OpenStack maturity via improved availability
Your private cloud is only as good as its availability. Think of the chaos that ensues when Gmail or AWS goes down and now think of your enterprise’s private cloud. Intel’s Software Defined Availability (SDA) separates decisions about how to configure datacenter infrastructure for availability from both applications architecture and underlying hardware and software infrastructure. The only substantive requirement to implement SDA is software-configurable lower layers of infrastructure. SDA depends on software defined layers that are implemented using standard or easily-accessible application programming interfaces (API). OpenStack’s standard APIs to the Nova compute engine, the Swift storage system, and others make this framework an ideal fit for an SDA implementation.
In its current state, OpenStack still has a number of shortcomings in the area of availability that may deter some enterprise customers from moving to the private cloud. For example, OpenStack currently has some limitations in VM live migration—a capability commonly used in enterprise environments to move VM instances without interruption when maintenance on underlying hardware is required. To improve availability for OpenStack clouds, Intel and other leading infrastructure providers are applying their enterprise expertise and learnings from direct interaction with hyperscale and cloud service datacenters.
OpenStack: one of Intel’s biggest cloud bets
As you can see, Intel is serious about OpenStack for private clouds as well as public clouds. If Intel can successfully make their platform look better from an OpenStack point of view, this then puts a lot of pressure on IBM’s OpenPOWER (tied to IBM POWER8 and Power Systems), ARM and Oracle’s SPARC Systems. Hardware is one thing, but software is just as important, and Intel knows this.

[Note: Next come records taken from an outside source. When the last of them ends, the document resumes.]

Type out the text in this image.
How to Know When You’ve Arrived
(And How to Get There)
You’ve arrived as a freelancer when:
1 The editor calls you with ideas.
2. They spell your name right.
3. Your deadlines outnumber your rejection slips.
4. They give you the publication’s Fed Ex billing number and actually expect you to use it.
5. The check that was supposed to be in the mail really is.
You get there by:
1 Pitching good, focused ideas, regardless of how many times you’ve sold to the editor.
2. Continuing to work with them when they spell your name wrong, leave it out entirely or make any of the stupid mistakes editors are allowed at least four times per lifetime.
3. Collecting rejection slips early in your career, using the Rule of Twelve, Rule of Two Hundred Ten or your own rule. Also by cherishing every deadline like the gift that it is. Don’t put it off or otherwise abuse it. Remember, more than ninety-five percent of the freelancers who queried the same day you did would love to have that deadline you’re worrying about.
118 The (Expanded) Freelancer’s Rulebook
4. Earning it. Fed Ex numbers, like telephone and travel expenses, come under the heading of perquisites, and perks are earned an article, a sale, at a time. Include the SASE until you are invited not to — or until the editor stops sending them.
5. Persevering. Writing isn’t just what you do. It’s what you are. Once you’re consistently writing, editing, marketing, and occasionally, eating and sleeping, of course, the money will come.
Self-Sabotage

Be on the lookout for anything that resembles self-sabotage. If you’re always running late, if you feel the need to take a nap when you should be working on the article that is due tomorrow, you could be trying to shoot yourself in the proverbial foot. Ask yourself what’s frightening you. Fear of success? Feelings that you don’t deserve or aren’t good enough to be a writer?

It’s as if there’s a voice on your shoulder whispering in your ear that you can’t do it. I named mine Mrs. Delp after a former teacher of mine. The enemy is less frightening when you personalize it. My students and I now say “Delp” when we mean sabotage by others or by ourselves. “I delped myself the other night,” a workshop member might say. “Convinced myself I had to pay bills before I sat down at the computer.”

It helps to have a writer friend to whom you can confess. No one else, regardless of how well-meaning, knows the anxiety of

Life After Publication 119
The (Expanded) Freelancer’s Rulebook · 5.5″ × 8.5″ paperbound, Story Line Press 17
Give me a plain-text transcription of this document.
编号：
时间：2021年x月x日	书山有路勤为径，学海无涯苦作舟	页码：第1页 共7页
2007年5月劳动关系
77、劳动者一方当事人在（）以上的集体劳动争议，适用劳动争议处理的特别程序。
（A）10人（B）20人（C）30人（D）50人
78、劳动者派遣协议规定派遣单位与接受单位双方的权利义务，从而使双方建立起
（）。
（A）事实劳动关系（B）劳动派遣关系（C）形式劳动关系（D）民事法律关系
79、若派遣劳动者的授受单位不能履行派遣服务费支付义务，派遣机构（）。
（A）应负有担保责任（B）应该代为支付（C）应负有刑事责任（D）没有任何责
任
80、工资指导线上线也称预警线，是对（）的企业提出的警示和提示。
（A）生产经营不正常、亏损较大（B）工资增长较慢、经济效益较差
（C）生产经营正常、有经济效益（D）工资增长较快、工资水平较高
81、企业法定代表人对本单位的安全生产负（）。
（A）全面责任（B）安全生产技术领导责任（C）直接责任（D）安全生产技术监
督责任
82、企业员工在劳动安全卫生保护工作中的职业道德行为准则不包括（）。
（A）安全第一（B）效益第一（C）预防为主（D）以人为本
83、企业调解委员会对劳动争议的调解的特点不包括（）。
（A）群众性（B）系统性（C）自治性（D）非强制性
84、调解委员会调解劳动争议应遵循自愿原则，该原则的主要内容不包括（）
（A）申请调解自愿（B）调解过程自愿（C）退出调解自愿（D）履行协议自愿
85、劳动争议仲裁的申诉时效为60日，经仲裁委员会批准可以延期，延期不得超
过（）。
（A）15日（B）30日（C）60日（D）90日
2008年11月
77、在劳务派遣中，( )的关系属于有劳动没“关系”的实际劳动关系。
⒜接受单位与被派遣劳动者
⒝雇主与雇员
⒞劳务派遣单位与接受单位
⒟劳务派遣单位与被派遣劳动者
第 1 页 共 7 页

This column contains significant contributions from Paul Teich, Moor Insights & Strategy and CTO.
Disclosure: My firm, Moor Insights & Strategy, like all research and analyst firms, provides research, analysis, advising, and/or consulting to many high-tech companies in the mobile ecosystem, including Intel, cited in this article. No employees at the firm hold any equity positions with any companies cited in this column.